A landship is a large vehicle that travels on land, as opposed to on water, air, or in space. Because of their large size, their use on land is seen as impractical due to terrain obstacles, and soft ground that cannot support such large weight. Such problems are non-existent on water and in space. However, vehicles similar to the concept of landships have appeared in various forms in the real world, and more commonly in works of fiction.

Compare with trams and trains, which are large segmented land vehicles (or groups of vehicles) that use rail tracks, road trains, which are large land vehicles that use roadways, articulated buses (another road vehicle type), amphibious vehicles, which can drive on land and on water, and hovercraft, which travel above the surface of both land and water on an air cushion.

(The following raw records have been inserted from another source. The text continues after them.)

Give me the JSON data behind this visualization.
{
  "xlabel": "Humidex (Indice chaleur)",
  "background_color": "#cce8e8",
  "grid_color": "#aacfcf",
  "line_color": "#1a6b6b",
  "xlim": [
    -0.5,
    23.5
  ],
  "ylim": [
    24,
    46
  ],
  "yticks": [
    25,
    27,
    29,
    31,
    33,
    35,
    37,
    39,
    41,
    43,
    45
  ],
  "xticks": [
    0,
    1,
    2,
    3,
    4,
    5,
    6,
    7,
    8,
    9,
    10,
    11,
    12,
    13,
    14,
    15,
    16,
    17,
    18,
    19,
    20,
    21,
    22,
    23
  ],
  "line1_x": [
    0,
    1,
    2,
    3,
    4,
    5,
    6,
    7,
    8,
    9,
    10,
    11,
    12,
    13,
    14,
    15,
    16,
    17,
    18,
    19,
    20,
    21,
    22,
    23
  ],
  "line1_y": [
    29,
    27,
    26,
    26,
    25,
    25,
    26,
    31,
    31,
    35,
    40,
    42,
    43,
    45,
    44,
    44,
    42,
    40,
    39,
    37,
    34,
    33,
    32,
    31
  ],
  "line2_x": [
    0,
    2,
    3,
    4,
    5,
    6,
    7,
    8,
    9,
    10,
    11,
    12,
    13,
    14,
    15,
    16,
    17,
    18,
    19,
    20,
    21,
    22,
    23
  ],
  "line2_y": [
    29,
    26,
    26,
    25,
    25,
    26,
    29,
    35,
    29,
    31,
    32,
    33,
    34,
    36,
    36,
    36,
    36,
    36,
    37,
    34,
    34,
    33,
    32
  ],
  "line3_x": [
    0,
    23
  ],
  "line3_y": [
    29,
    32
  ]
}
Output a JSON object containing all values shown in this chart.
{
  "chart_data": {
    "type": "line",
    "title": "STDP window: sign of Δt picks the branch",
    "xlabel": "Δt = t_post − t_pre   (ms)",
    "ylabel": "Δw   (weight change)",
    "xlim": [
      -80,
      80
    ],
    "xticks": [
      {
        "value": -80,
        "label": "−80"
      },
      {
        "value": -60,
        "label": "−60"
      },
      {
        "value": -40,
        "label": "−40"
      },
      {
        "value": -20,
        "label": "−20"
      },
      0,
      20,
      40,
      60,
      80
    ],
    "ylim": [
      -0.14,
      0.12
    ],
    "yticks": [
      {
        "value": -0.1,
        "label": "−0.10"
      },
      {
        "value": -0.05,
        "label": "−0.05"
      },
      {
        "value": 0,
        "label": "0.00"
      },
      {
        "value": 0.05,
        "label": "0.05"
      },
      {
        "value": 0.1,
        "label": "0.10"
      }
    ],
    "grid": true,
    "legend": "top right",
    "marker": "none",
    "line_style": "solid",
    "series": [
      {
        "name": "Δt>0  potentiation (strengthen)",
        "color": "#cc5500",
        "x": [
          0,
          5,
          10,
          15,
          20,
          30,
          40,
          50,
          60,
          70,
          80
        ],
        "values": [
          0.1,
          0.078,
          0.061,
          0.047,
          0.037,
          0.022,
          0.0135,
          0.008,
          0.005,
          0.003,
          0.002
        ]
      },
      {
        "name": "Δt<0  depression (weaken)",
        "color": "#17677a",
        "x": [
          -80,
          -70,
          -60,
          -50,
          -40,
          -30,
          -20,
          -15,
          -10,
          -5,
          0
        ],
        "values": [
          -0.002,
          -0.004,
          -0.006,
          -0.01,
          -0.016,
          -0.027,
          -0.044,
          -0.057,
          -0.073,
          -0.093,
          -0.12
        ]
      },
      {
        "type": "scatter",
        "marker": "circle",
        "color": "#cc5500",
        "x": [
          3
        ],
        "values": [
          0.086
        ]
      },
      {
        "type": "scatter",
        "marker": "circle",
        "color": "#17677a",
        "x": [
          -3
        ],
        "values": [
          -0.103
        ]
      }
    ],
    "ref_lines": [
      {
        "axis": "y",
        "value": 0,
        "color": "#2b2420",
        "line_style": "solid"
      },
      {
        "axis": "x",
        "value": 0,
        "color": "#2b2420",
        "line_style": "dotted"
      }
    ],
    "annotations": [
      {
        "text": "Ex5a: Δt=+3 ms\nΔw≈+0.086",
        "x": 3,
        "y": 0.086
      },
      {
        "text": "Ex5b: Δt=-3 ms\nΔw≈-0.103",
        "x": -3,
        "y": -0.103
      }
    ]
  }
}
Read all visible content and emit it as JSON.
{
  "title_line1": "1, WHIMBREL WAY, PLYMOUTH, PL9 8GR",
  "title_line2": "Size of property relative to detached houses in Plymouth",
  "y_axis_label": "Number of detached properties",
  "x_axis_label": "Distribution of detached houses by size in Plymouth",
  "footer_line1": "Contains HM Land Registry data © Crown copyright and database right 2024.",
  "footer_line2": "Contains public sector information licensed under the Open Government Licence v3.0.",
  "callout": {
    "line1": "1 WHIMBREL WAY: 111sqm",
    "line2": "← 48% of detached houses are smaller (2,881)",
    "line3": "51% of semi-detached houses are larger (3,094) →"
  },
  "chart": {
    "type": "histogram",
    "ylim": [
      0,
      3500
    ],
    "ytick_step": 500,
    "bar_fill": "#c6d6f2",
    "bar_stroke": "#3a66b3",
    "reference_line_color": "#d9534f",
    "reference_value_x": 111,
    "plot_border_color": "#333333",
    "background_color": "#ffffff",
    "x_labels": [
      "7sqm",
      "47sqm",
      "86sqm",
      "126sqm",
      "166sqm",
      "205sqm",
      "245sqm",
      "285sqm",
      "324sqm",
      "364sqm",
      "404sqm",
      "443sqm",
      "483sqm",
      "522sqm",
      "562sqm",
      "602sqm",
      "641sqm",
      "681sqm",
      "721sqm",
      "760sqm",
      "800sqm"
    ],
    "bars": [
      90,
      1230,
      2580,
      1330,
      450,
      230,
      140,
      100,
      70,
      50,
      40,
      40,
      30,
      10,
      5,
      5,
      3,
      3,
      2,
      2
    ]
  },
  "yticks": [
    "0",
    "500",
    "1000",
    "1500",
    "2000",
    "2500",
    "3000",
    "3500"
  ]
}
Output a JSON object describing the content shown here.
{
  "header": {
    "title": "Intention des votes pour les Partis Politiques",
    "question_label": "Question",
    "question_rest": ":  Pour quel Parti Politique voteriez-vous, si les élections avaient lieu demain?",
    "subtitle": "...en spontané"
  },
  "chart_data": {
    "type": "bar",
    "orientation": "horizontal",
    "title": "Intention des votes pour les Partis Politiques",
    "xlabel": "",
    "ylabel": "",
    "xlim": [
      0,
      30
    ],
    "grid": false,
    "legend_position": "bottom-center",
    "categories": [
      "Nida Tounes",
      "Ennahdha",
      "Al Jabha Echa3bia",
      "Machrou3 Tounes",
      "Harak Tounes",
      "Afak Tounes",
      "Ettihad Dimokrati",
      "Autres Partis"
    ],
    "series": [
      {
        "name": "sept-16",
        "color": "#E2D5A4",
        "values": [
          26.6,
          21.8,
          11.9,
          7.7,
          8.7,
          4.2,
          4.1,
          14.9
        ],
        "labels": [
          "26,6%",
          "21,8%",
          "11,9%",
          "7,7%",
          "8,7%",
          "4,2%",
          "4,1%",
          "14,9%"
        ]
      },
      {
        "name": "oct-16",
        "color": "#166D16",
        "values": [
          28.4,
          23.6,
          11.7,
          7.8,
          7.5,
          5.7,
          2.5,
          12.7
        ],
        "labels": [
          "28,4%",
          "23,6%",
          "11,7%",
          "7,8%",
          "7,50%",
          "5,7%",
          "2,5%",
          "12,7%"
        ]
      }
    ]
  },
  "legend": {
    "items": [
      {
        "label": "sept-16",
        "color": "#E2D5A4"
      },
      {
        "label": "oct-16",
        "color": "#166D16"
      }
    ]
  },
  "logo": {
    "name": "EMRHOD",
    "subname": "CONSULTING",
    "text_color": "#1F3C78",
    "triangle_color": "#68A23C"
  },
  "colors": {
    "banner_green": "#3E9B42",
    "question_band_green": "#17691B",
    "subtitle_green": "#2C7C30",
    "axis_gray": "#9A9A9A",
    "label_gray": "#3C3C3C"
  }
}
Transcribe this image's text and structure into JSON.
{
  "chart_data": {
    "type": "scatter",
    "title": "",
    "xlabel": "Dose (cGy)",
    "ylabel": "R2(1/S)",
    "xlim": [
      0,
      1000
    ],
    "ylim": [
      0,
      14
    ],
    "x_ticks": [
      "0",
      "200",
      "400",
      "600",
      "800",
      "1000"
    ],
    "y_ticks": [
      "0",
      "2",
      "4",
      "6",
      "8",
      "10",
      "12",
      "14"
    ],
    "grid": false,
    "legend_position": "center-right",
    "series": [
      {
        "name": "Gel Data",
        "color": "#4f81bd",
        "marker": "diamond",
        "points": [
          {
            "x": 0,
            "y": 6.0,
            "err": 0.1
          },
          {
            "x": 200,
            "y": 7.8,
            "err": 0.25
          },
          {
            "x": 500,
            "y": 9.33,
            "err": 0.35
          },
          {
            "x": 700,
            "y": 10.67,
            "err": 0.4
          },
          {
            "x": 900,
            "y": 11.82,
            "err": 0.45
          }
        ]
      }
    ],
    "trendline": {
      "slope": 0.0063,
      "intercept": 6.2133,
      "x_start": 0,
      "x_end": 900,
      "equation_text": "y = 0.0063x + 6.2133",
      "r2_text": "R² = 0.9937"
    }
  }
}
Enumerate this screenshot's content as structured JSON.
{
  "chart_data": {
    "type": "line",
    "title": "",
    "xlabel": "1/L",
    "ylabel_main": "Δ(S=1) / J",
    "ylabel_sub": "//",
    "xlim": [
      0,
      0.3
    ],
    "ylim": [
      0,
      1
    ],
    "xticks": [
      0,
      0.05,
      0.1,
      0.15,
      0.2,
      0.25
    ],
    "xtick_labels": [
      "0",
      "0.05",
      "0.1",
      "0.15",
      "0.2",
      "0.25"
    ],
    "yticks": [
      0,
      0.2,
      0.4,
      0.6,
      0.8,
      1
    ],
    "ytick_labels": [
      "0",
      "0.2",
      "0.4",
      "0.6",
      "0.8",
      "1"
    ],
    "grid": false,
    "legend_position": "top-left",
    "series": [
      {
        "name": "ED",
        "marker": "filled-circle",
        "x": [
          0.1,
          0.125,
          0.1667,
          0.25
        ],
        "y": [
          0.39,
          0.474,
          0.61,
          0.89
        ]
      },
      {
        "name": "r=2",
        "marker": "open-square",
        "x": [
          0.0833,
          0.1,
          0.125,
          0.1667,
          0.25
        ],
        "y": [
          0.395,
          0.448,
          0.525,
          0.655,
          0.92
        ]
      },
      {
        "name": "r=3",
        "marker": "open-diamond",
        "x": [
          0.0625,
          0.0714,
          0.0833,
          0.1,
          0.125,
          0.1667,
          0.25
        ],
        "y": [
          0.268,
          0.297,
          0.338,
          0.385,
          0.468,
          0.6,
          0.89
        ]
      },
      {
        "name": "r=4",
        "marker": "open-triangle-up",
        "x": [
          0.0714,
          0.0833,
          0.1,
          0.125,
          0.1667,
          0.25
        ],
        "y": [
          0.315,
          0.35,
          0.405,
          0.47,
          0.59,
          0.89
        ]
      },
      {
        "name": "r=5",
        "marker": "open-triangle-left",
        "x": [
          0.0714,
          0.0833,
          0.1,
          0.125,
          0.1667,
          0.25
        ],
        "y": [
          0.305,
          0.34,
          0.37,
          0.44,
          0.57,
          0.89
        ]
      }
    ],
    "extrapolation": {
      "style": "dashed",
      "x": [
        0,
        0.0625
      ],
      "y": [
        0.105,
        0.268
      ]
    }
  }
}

During World War I, the British proposed building "landships" - large (1000 tons or more) vehicles capable of crossing the trench systems of the Western Front, and the Landships Committee was formed to investigate these ideas for equipping the Naval Brigades. The impracticality of building such large vehicles and the needs of the British Army for more numerous smaller vehicles led to the much smaller first tanks. However, until after the Second World War, the British would continue to think of tanks in naval terms; e.g., the Cruiser tank operating like the ships of the same name. Quickly proving impractical were the battleship-equivalent heavy tanks, such as the multi-turreted Vickers A1E1 Independent and its assorted offspring. The Russian Tsar Tank, a super-heavy tricycle gun platform, was scrapped after a prototype proved difficult to maneuver and the vehicle was deemed vulnerable to ground fire.